Just a Day of Thanks, or a Day for God?

Thanksgiving isn't a day to just be thankful in general, without thanking anyone in particular, but rather it is a day to give thanks to, specifically, God.

Even more, it is a day to serve God.

Open up the proclamation, if you will, and see it you don't read that it is to be a day "devoted . . . to the service of that great and glorious Being."

Imagine, a holiday created just to honor God. I've always thought that would be neat, but imagined Christmas was the closest thing.

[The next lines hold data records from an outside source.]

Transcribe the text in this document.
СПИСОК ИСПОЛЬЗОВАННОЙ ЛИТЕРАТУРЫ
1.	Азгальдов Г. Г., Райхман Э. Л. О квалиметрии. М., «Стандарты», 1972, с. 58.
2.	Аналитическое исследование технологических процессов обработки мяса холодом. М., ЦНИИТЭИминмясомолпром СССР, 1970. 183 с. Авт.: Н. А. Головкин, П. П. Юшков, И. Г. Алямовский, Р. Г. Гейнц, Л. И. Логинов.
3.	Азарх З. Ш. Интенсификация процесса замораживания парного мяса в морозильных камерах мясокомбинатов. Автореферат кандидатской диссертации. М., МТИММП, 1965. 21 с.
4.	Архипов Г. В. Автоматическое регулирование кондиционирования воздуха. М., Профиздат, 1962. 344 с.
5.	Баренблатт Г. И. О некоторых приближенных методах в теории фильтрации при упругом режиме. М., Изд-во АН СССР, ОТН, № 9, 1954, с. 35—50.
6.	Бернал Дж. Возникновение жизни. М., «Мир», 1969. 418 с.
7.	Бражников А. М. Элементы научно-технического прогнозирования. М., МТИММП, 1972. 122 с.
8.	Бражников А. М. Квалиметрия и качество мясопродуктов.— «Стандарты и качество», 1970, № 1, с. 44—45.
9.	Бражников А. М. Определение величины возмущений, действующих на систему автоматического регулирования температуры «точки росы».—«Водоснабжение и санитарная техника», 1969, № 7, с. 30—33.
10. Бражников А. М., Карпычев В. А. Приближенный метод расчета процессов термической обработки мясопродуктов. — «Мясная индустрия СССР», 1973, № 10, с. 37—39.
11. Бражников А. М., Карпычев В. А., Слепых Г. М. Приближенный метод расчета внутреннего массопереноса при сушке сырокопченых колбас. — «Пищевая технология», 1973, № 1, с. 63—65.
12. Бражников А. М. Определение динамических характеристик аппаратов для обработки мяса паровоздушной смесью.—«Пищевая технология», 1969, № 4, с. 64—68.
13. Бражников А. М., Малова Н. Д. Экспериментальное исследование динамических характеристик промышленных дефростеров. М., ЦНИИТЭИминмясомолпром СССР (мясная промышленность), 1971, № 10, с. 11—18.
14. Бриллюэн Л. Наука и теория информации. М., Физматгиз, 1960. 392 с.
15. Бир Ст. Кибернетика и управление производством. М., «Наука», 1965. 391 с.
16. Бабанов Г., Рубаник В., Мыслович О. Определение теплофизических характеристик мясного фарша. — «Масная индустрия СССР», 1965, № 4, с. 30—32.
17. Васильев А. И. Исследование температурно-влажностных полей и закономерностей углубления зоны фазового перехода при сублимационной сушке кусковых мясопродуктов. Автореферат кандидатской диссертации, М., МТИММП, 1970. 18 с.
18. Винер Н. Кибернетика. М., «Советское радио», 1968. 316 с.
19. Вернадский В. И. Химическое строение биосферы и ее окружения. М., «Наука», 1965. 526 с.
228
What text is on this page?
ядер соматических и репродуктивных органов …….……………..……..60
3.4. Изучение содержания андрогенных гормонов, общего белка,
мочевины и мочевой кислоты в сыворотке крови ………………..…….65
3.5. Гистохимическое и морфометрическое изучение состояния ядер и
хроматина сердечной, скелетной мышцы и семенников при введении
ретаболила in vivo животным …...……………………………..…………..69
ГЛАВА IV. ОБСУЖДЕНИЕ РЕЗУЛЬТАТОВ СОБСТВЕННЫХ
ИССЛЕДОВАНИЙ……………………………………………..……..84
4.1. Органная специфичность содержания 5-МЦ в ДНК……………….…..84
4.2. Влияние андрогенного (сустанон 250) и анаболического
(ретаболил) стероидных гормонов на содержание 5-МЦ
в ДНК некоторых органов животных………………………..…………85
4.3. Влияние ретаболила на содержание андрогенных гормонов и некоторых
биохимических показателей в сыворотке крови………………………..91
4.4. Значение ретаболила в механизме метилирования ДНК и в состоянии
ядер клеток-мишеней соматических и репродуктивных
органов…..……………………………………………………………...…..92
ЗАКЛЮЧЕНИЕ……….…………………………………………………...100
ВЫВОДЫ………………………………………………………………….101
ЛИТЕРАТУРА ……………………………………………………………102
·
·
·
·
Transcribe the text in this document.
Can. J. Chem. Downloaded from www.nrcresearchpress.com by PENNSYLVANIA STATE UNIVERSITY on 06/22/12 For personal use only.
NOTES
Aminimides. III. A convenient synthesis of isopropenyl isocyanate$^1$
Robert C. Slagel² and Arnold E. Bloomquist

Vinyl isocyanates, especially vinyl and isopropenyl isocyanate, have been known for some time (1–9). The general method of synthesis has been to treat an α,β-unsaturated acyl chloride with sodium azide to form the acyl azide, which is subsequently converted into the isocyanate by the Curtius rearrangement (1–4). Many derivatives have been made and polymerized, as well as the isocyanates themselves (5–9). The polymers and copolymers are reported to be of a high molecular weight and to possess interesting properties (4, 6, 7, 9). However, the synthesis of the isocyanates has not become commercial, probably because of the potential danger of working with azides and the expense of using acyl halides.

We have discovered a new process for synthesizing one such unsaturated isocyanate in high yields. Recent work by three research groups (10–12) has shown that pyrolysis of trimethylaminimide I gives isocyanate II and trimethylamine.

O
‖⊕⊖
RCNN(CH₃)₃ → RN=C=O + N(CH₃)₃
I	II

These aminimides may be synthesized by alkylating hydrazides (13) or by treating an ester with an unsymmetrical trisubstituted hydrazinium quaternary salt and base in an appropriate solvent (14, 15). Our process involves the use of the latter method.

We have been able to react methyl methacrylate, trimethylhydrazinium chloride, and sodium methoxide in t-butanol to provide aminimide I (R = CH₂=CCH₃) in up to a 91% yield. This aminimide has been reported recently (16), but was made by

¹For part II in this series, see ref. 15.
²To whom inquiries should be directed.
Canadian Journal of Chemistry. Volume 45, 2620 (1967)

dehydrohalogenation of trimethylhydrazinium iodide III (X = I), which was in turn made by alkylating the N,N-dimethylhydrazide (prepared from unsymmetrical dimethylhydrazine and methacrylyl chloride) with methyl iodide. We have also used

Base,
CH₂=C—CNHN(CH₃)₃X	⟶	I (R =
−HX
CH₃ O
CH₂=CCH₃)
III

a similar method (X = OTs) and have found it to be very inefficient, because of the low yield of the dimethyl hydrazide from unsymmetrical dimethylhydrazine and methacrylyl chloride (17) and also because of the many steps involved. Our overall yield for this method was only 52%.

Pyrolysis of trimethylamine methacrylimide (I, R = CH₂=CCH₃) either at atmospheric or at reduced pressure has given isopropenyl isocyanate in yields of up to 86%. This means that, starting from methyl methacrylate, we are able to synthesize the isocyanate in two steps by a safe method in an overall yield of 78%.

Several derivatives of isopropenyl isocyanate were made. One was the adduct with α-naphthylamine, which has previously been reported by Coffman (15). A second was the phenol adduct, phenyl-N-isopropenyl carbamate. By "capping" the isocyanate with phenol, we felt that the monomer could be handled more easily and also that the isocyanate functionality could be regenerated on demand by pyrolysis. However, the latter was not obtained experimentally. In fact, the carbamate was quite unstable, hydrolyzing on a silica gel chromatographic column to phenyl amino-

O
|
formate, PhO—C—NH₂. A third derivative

Well, go ahead and open it up and read what George Washington said in the proclamation way back in 1789:

"Whereas it is the duty of all nations to acknowledge the providence of Almighty God, to obey His will, to be grateful for His benefits, and humbly to implore His protection and favor; and Whereas both Houses of Congress have, by their joint committee, requested me "to recommend to the people of the United States a day of public thanksgiving and prayer, to be observed by acknowledging with grateful hearts the many and signal favors of Almighty God, especially by affording them an opportunity peaceably to establish a form of government for their safety and happiness:

"Now, therefore, I do recommend and assign Thursday, the 26th day of November next, to be devoted by the people of these States to the service of that great and glorious Being who is the beneficent author of all the good that was, that is, or that will be; that we may then all unite in rendering unto Him our sincere and humble thanks for His kind care and protection of the people of this country previous to their becoming a nation; for the signal and manifold mercies and the favorable interpositions of His providence in the course and conclusion of the late war; for the great degree of tranquility, union, and plenty which we have since enjoyed; for the peaceable and rational manner in which we have been enable to establish constitutions of government for our safety and happiness, and particularly the national one now lately instituted' for the civil and religious liberty with which we are blessed, and the means we have of acquiring and diffusing useful knowledge; and, in general, for all the great and various favors which He has been pleased to confer upon us."